Dollar Tree, Inc. (DLTR), the giant chain of “Everything’s $1” stores, has just delivered a stunning reminder that not even iconic price points in the consumer goods space can stay the same forever. In a move that stirred everyone from politicians to value-shoppers to protest, Dollar Tree has done the unthinkable: it is raising prices on many items from $1.00 to $1.25. If even the price that’s in the company name, on the wall, on the corporate letterhead, and is seemingly the brand won’t stand, what next?

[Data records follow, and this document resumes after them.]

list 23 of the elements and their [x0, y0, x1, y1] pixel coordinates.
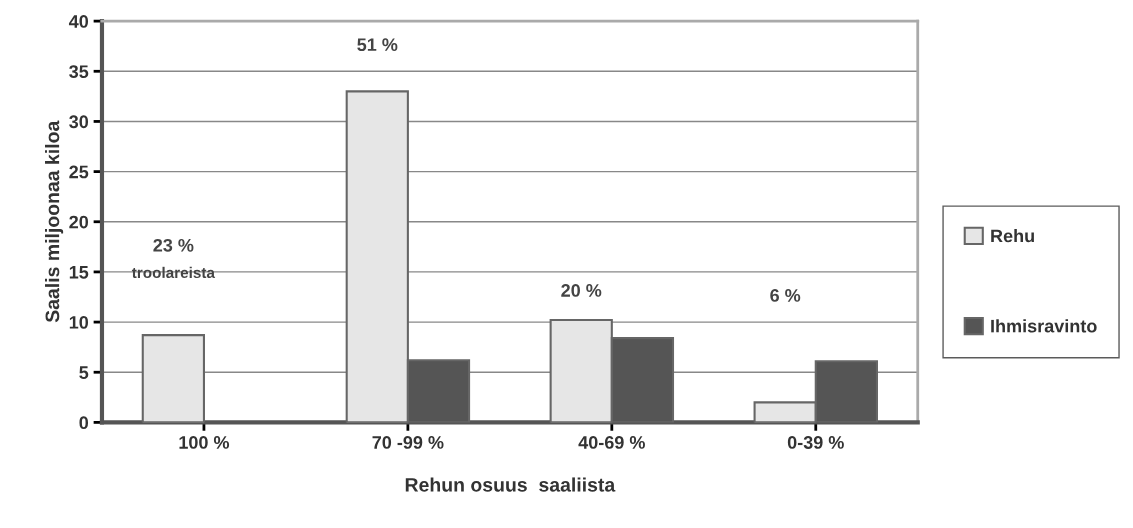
y-tick-label: 0	[79, 416, 89, 430]
x-tick-label: 40-69 %	[578, 436, 645, 449]
x-tick-label: 0-39 %	[787, 436, 844, 449]
y-axis-title: Saalis miljoonaa kiloa	[45, 120, 64, 323]
annotation: 51 %	[357, 38, 398, 52]
y-tick-label: 20	[69, 215, 89, 229]
y-tick-label: 30	[69, 115, 89, 129]
legend-label: Ihmisravinto	[991, 319, 1097, 333]
annotation: 23 %	[153, 238, 194, 252]
annotation: troolareista	[131, 266, 216, 279]
x-tick-label: 100 %	[179, 436, 230, 449]
x-axis-title: Rehun osuus saaliista	[405, 477, 616, 492]
legend-label: Rehu	[991, 229, 1034, 243]
y-tick-label: 25	[69, 165, 89, 179]
y-tick-label: 5	[79, 366, 89, 379]
y-tick-label: 35	[69, 65, 89, 79]
bar	[141, 334, 205, 423]
y-tick-label: 15	[69, 266, 89, 279]
annotation: 6 %	[770, 289, 801, 302]
y-tick-label: 40	[68, 15, 89, 28]
annotation: 20 %	[561, 284, 602, 297]
y-tick-label: 10	[69, 316, 89, 329]
x-tick-label: 70 -99 %	[372, 436, 444, 449]
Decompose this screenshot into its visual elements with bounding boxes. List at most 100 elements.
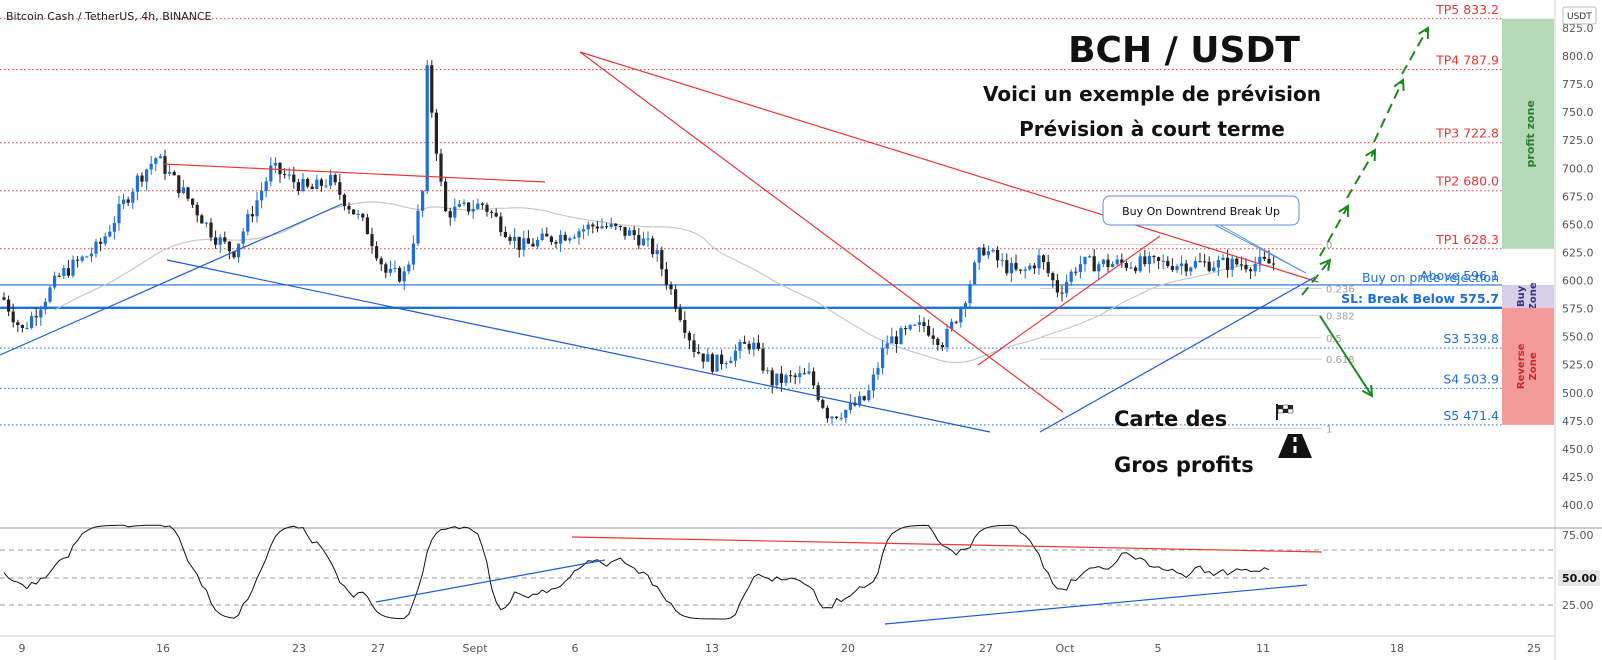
candle-body (692, 340, 696, 352)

Consumer brands, and even B2B sellers, usually have a variety of “psychological price points,” especially for items sold through retail, where competitors’ offerings tempt all consumers to “switch” at any time. All things equal, building purchasing habits may rely on the consistent experience of brand, quality, value, and (the thinking goes) price. If the customer gets used to seeing a beloved SKU from brand A at say $9.99, should brand A be concerned about “jolting” the consumer with a $10.39 price? How about going from $4.99 to $5.29?
The answer, as Dollar Tree seems to resoundingly declare, is “only up to a point.” While in most business-as-usual environments psychological price points have a role to play, it is usually a small role. Messaging the customer’s psyche through this particular medium (price digits) about “good value,” consistent brand experience, price leadership, etc., can reinforce the impact of other value elements as long as it can be done profitably and the value to the consumer is in fact “as promised” by that messaging.
The current environment is anything but business-as-usual. More than at any time in recent decades, inflation and supply-chain shortages have added velocity in the rate of change to what many consumer goods are “worth” in the marketplace. A price tag is challenged to present a mutually acceptable offer, with value sharing compelling enough for consumers to buy and for sellers to achieve acceptable profit. Dollar Tree is banking that consumers were not as much coming in for the joy of spending exactly $1/item, but for the joy of leaving with the items they wanted at a combined price tag that seemed unbeatable overall (regardless if some cents must be thrown in with the dollars). The brand, they’re betting, is value, not gimmicks and contortions around an amount that’s worth less in real terms every week.
Because the cost of making, packaging, shipping, and selling most of its items is going up, Dollar Tree would be increasingly forced to cut down the lineup of items it can still afford to offer at $1 and make a profit. Would most consumers pay $1.25 and find all the items they’re used to finding, or keep paying $1 and have to go to a second store on the same trip because 2/3 of those items are no longer available? This reinforces a message I share with companies these days: in this environment, the value (as measured in pricing power) of your mere ability to reliably deliver products has gone up in a supply-constrained marketplace.
Traditional psychological pricing theory says certain price points perform better than others. But nearly all such theories are developed in experimental settings, with “all other things being equal” (and stable over the experiment period) between consumer control groups and actively tested groups. No such experiments prime the consumer to “expect the (pricing) unexpected” as we see in today’s relentless broadcasting of inflation-related stories in the media and at the store.
Further, most experiments deal with one specific price per item, while consumer brands and retailers have the complex realities of portfolios and price-pack architectures where not every single price can be round or end in .99. For them, it is not a question of if they will depart from some or all psychological price points, but of when this will happen and with which ones.
In the end, psychological price points are “small guys” in the lineup of drivers of pricing power and consumer willingness to pay. While worth using strategically as “incremental” optimizers, they’re easily outweighed when the relationship between the “big guys” has changed. Inflation, inability to deliver products by you or your competitors, and evidence that you have unutilized pricing power (for example, a big gap between your prices and the next-best alternative) are really what should drive the conversation. If the resulting path forward requires leaving psychological price point(s) behind, most consumer brands still have it much easier than Dollar Tree. They may need very real new store signs and corporate letterhead soon, but if they’re right, they’ll be able to afford them (and their competitors may follow suit).